Бокал снова был полон, художник даже не заметил, когда гость вновь успел ему налить.

Его дочь была не больна. Его. Дочь. Не. Больна.

Бокал выскользнул из дрожащих пальцев, разлетелся со звоном. Или это голос Витофса?

Было жарко. Очень жарко. Как он мог отдать Картину? Клэр никогда не стала бы делать что-то для других. Она была утонченной, ранимой, нежной. Это создавало иллюзию отзывчивости. Иллюзию, на которую попался Валентайн двадцать лет назад. Что же на него нашло сегодня? Наверное, он слишком не хотел оставаться в эту ночь один, а Клэр вдруг появилась и заполнила эту пустоту. Только чтобы сделать ее еще невыносимее.

Снег и звезды. Краски смешиваются на холсте, ложатся слой за слоем друг на друга. На безграничном небесном своде рассыпаются звезды, они зовут, ждут и глядят из своей бесконечности мудрым и добрым взглядом. Искры огня рассыпаются под ними, струятся, складываются в текучие линии, потоки, волосы…

Рядом судорожно вздыхает Клэр, ее голова лежит на его бедре, волосы рассыпались и светятся из-за стоящей позади газовой лампы. Они согревают друг друга в эту ледяную ночь, самую холодную за последние сто лет. Но от холода звезды за окном мерцают только ярче.

Между пальцев струится что-то красное. Блестит в свете лампы, другая потухла, капает на пол. Кровь? Нет, вино. Бутылка упала, и все разлилось по столу. Вино капает на чистые холсты, прислоненные к ножке стола, заливает письма, мешается с красками. Течет по полу. Стул напротив пуст. Только за окном завывает одичавший ветер, отдельно кружившиеся снежинки превратились в невообразимую кашу, за которой невозможно что-либо разобрать.

Он один в кухне.

Жар разрывает грудь, кажется, что в него засунули сотню печей. Потолок больше не вверху, а стены разбегаются в стороны. В самом деле, зачем им просто стоять на месте? Стены тоже хотят движения, они устали ждать. Пол взлетает вверх, стремится к голове художника. Он не может оттолкнуть его – пол слишком большой и тяжелый. А руки вдруг сминаются, словно в них вовсе нет костей.

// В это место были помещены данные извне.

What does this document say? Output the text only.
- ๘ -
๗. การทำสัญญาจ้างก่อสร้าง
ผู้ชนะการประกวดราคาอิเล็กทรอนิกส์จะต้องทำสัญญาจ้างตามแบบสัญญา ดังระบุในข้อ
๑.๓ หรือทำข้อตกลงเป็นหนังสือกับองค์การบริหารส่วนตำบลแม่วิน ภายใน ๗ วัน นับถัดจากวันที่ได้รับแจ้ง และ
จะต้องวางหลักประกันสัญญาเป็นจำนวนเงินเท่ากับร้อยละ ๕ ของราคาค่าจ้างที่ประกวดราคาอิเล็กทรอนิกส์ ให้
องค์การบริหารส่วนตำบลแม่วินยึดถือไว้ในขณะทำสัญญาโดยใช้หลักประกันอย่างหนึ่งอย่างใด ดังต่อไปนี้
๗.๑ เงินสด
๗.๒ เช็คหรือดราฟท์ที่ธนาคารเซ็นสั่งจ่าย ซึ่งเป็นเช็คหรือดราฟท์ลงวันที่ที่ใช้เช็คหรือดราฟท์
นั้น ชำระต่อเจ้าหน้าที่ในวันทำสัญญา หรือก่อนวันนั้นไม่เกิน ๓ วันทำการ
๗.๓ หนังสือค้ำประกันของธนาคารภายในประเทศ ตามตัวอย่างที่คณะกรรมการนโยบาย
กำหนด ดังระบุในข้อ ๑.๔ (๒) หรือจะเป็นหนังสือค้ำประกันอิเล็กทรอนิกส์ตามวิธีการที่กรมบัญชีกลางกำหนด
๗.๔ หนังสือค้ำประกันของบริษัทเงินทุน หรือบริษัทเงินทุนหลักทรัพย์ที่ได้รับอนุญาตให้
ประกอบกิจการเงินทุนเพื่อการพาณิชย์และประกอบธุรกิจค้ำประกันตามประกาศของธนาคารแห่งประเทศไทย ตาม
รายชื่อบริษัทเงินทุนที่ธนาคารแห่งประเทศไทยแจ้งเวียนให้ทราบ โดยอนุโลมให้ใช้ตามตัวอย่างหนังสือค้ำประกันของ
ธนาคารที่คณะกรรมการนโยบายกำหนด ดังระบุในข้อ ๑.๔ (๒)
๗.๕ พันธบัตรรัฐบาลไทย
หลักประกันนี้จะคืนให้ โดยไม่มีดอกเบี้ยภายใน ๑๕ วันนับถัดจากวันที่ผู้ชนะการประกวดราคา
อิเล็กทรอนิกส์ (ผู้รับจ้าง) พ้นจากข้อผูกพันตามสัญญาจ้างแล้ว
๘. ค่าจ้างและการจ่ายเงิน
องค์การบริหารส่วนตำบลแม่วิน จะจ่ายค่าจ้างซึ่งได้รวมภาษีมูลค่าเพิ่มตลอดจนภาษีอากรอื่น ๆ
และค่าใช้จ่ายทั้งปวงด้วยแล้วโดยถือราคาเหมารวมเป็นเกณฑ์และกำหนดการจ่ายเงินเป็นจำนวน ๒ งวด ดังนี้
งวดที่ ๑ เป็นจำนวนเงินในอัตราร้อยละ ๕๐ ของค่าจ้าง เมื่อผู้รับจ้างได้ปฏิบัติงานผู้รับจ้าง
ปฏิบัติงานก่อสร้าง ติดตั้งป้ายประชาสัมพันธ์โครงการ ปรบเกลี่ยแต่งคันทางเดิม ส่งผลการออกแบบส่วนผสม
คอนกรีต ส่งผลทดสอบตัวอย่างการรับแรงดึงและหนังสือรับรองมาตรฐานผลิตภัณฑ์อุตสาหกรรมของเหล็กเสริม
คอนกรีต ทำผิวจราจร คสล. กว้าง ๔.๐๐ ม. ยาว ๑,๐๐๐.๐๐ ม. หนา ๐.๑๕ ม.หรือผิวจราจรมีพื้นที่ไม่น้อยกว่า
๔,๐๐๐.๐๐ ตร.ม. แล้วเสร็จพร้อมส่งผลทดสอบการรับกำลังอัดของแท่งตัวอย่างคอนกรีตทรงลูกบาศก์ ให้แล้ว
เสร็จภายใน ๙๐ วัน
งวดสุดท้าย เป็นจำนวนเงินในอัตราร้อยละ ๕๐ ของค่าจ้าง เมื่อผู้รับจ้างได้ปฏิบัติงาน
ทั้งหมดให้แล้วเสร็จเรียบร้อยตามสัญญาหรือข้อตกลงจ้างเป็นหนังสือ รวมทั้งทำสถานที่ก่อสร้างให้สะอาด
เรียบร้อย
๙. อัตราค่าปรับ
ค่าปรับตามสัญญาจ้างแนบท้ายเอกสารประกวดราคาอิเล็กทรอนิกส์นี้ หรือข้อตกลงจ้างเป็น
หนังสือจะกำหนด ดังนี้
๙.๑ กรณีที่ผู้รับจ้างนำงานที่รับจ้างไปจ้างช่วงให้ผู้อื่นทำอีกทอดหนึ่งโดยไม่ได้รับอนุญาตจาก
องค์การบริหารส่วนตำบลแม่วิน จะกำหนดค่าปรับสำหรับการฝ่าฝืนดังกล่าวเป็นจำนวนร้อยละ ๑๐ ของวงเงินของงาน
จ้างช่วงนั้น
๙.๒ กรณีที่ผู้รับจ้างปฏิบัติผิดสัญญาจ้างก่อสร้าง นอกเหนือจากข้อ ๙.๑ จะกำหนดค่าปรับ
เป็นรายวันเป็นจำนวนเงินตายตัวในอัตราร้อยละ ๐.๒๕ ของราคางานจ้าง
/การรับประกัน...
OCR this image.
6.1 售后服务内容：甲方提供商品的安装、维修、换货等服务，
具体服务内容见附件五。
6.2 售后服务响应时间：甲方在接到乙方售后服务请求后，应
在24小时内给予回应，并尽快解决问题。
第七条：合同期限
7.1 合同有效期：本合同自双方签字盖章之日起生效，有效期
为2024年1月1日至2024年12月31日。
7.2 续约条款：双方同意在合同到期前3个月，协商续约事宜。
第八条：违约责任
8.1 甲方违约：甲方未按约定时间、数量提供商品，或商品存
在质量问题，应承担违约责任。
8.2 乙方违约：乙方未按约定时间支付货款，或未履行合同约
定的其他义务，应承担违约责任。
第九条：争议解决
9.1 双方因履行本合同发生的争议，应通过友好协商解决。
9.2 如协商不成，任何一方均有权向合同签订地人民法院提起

Плещется вино, воет ветер, звенит рождественская ночь. Ярко блестят огни глаз на чужом лице, на холсте, растекаются в Млечный Путь.

Он один.

***

Художник лежал на полу. Он открыл глаза и сощурился от слишком яркого света. Закрыл их. Когда он открыл глаза снова, свет уже не казался таким ярким. Скорее даже, в кухне царил полумрак. Он с трудом сел. Шея и бок дико болели от того, что он уснул на твердом полу. Надо же было упасть с табурета!

Рядом темнело пятно от разлитого вина. А он вчера, значит, действительно неслабо напился. Наверняка, так подействовал приход Клэр. Картина для художника действительно значила очень много, хоть он ее и не доставал годы. А теперь отдал и кинулся запивать.

Пошатываясь, художник поднялся. За окном светило солнце. Ни намека на метель.

Неужели это ему приснилось? Вместе с таинственным гостем. Как же его имя-то было? Несмотря на все усилия, имени незнакомца, заглянувшего к нему во сне, художник вспомнить так и не смог. Он подошел к столу. Удивительно, вторая бутылка тоже была пуста, хотя он не помнил, что бы пил из нее. Ну, с такого похмелья и неудивительно.

Взгляд задержался на совершенно странной вещи. Которой быть не должно. Полном бокале, который он во сне налил своему гостю. Тот, похоже, к нему так и не притронулся. Что, впрочем, все и объясняло. Никакого гостя не было, это он в бреду налил вино и не выпил. Что же, это можно исправить, тем более что голове было явно плохо.

Он осушил бокал и принялся оценивать масштабы последствий своей ночной попойки. Половина новых холстов, купленных недавно по выгодной цене на распродаже, была успешно испорчена, часть красок тоже залило. Ну, в этом он сам виноват, нечего бросать краски после работы там, где и рисовал.

Пострадали также и письма. Конверты полностью пропитались вином, когда художник их поднимал, с тех прямо-таки лилось. Счета от хозяйки квартиры, письма Антонио, пара кредитных счетов и писем коллег – все промокло. Можно, конечно, было попытаться высушить, но художник просто сгреб все до последней бумажки и выкинул в окно. Сейчас ему до всего этого дела не было.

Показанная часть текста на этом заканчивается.